I eat dinner with the family early in the evening since I usually choose to skip lunch. Parts of the evening is spent engaging with the family at home or on phone calls with family and friends elsewhere. I then spend the rest of the evening watching TV with my wife (news, movies, documentaries). Then off to bed.
4. What's a recent leadership lesson you've learned for the first time or been reminded of?

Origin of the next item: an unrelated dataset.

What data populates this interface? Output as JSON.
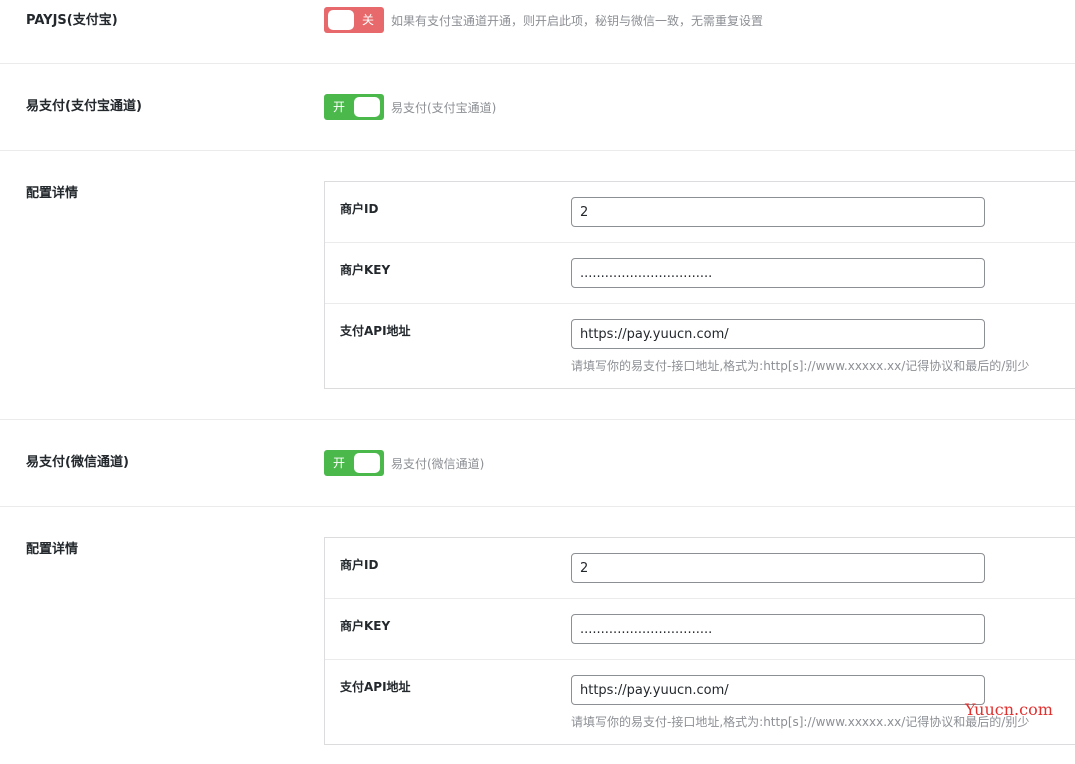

I was recently reminded of the importance of “Informed Empathy”. One of the struggles leaders sometimes face is that of balancing the need to protect the interest of their organization with a recognition of the challenges the people that make up that organization face in their individual lives. For example, figuring out how to support a subordinate with serious performance issues at a time the staff member might be going through some individual challenges in their personal lives, while also protecting the interest of the organization and the team. Simply being empathetic towards the employee might not be feasible, might hurt organizational effectiveness, and might even have a corrosive effect on team dynamics if a poor performer is seen as being tolerated simply out of pity. Allowing empathy to inform your response to the performance issues however would shape how you approach the issue and what options you consider as you work to protect the organization, the team, and the struggling team member.
5. What's one book that has had a profound impact on your leadership so far? Can you please briefly tell the story of how that book impacted your leadership?
My favorite business book is Influencer, the Power to Change Anything, by Joseph Grenny, Kerry Patterson, et al. (there is a new edition out with slightly subtitle). The book crystallized for me the understanding that leaders have tremendous power for good by being able to use effective influence skills to effect change on small to massive scales in a variety of context. This remains my favorite business book.
6. If you could only give one piece of advice to a young leader, what would you say to them?
Fear is one of the biggest impediments to our growth, and young leaders can experience this a lot more than seasoned professionals. So, one piece of advice I share often is that you need to get comfortable with being uncomfortable. What that means is that instead of trying to eliminate the feeling of discomfort or fear that holds you back from doing the things you need to do to grow as a professional and as a leader, recognize the presence of that discomfort (you can even name it), and then act despite it. Stop trying to not feel afraid. Act despite your fear. Focus on what benefit you seek out of the action.
I give the analogy of getting a vaccine shot. We know before getting it that we will feel the pinch of the need and might even feel some soreness at the injection spot for a few days. Despite that, most of us are able to overcome any fear of the discomfort, not by making the discomfort go away, but by looking beyond it to the benefit that we seek from the vaccine. When we get comfortable with discomfort and act despite our fears and anxieties, we often end up feeling less of that fear in the moment or with time.
So, the next time you have to give a presentation, have a difficult conversation, ask for a raise, or introduce yourself to senior person you are dying to meet, recognize that fear you feel, smile at it, and go for your goal. You got this!
7. What is one meaningful story that comes to mind from your time as a leader, so far?
I work in healthcare as a technology leader. I am not a clinician. However, one of the most meaningful events I have experienced on the job is when I hear from patients who have been cared for at my organization stating how wonderful the care they received was, and how thy feel that my role as a technologist had to do with it. I share these with my team often to remind us all of why we do what we do.